Twitter on Monday permanently suspended the account of Paul Nehlen, an alt-right politician in the United States, for tweeting a racist image of actor Meghan Markle. The self-declared white supremacist had shared a photoshopped image of Markle with Britain’s Prince Harry, her fiancé, with an image of the Cheddar Man – a dark-skinned man believed to be the first modern Briton – superimposed on her face.
The tweet posted on Friday showed a photoshopped Markle standing beside Prince Harry with the caption, “Honey does this tie make my face look pale?” After Twitter suspended his account, Nehlen called it an effort to “suppress right-wing political speech” and “the epitome of interfering with a federal election”, The Washington Post reported.
“These are unprecedented, brazen acts of censorship by a corporate monopoly that controls a primary channel of public communication,” the Republican said. “It has severely compromised the integrity of our election processes, and Congress needs to hold public hearings and conduct a full investigation into these matters without delay.”
Nehlen’s tweet may have been prompted by the recent discovery that, as initially believed, early British inhabitants did not have pale skin. DNA evidence showed that Cheddar Man had brown hair, blue eyes and “dark to black skin”. He lived 10,000 years ago, and his skeleton was discovered in 1903 in a cave in Cheddar Gorge in Somerset, England.
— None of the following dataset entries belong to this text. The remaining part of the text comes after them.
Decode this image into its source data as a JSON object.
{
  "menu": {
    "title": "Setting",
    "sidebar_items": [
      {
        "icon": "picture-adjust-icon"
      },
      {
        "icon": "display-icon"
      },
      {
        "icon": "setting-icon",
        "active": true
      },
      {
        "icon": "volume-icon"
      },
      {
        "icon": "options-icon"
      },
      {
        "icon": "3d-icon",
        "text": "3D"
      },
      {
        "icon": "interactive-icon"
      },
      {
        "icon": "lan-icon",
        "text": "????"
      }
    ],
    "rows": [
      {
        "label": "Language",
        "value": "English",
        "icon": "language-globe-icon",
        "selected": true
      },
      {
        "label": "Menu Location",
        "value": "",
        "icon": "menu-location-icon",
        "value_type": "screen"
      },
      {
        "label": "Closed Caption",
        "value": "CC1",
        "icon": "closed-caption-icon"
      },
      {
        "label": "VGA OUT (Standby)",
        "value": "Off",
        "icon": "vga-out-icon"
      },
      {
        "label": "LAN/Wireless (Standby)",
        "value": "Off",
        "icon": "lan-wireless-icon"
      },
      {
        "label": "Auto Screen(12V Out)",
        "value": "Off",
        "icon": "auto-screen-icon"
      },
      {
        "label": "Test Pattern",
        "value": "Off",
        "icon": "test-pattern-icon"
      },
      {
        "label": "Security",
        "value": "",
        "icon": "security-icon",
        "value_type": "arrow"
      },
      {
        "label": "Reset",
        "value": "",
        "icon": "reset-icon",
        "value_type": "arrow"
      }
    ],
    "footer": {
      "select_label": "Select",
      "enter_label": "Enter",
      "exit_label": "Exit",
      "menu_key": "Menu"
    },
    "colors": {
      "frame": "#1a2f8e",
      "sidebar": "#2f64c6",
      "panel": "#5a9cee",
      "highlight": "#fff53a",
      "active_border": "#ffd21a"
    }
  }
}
After analysing his skeleton further and some facial reconstruction, scientists concluded that his ancestors arrived in Britain from West Asia after leaving Africa.
On Sunday, Nehlen tried to defend his tweet after much criticism by targeting the Cheddar Man research. “A deliberately inflammatory article [that I’d argue is pure junk science] was published indicating Brits, and by extension Americans, came from this Cheddar Man character,” he wrote on Facebook. “In response, I lampooned the article.”
Nehlen is currently running against US House of Representatives Speaker Paul Ryan for the congressional primaries in Wisconsin. A Twitter spokesperson confirmed that the social media company had permanently suspended Nehlen’s account for “repeated violations of our terms of service”.
Corrections and clarifications: An earlier version of this story erroneously said Paul Nehlen was a Republican Party leader.